A student views Perrone's work in the List Gallery

Next, she secludes herself from the world to focus on her work. “I get this burst of energy and I have to get back into the studio. When I’m in the studio I’m not really reading or writing or doing much living. I’m just producing and making work.”

Her work focuses heavily on both real and imagined experiences, as well as the intersection of the two.

“Everyone has a duality of self that can lead to different avenues of perceiving reality, depending on what else is going on in the world or in that moment. I think that perception is not necessarily a fixed thing, and that invention is a really important part of it,” said Perrone.

In her work, images of young girls are often juxtaposed with exotic landscapes and natural disasters like volcanoes. The titles of her pieces are generally very specific and poetic, from  “The Origin of Self-Sacrifice” to “A Volcano Pilgrim in Exchange for Fire.”

In an essay about Perrone’s work, List Gallery Director Andrea Packard wrote,  “[Perrone’s] works confront the loss, longing, and fear that well up unexpectedly in reverie as well as the redemptive power of art to transform and mediate intense emotions.”

“We look for artists who are exemplary in whatever medium they work in,” Packard told the The Daily Gazette, regarding her decision to feature Perrone’s work.

“Some of the things that drew me to her were her ambitious scale, her strong sense of narrative, and her mastery of the craft of art.”

“I think some of the things I think about a lot when I talk to someone who is just starting out is to try everything, don’t pigeonhole yourself into one concept or medium or even one mode of expression. It’s really important to try everything and then more. Also, learning a lot about art history and contemporary art is very important, but also learn when you can set it aside and listen to your inner voice,” Perrone said in terms of advice for aspiring artists.

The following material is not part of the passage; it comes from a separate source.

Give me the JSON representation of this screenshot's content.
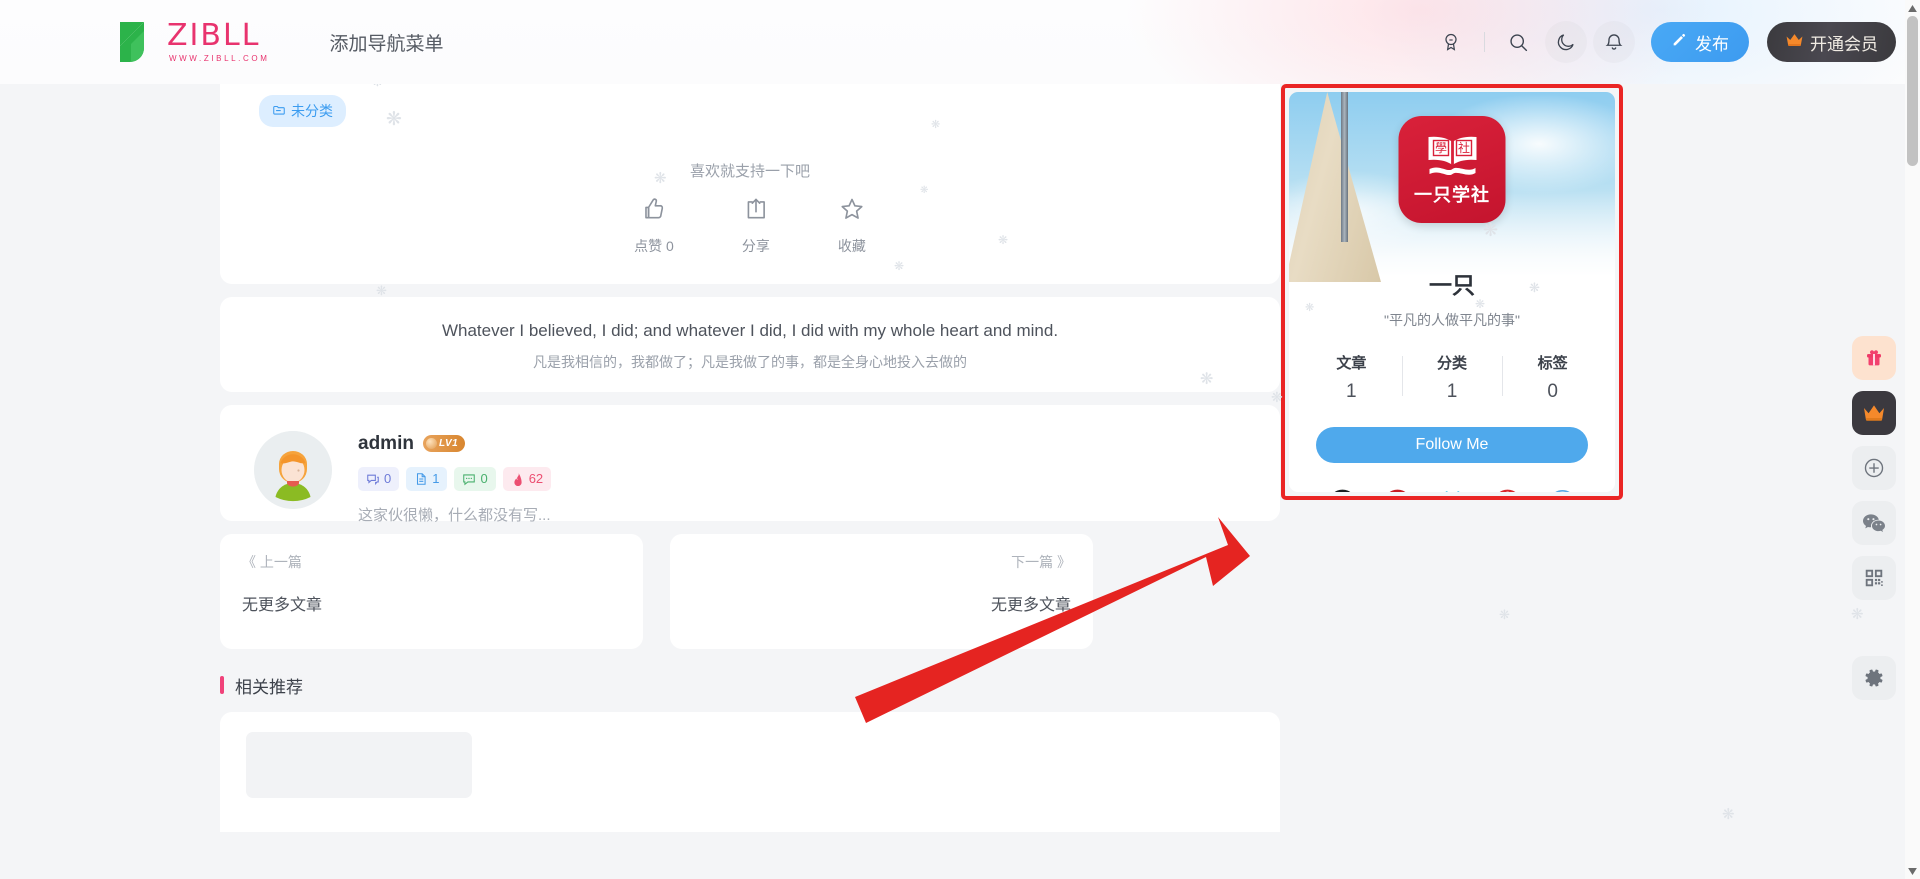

Photos by Elena Ruyter/The Daily Gazette

1 Comment Leave a Reply

  1. My wife Caroline and I visited the exhibition last week. I loved it and was extremely impressed with Ms. Perrone’s talent and technical excellence as a print maker. I also found the pieces emotionally moving in the manner Andrea Packard describes and to a slight, occasional degree humorous. But the “absurd” element wasn’t at all apparent to me.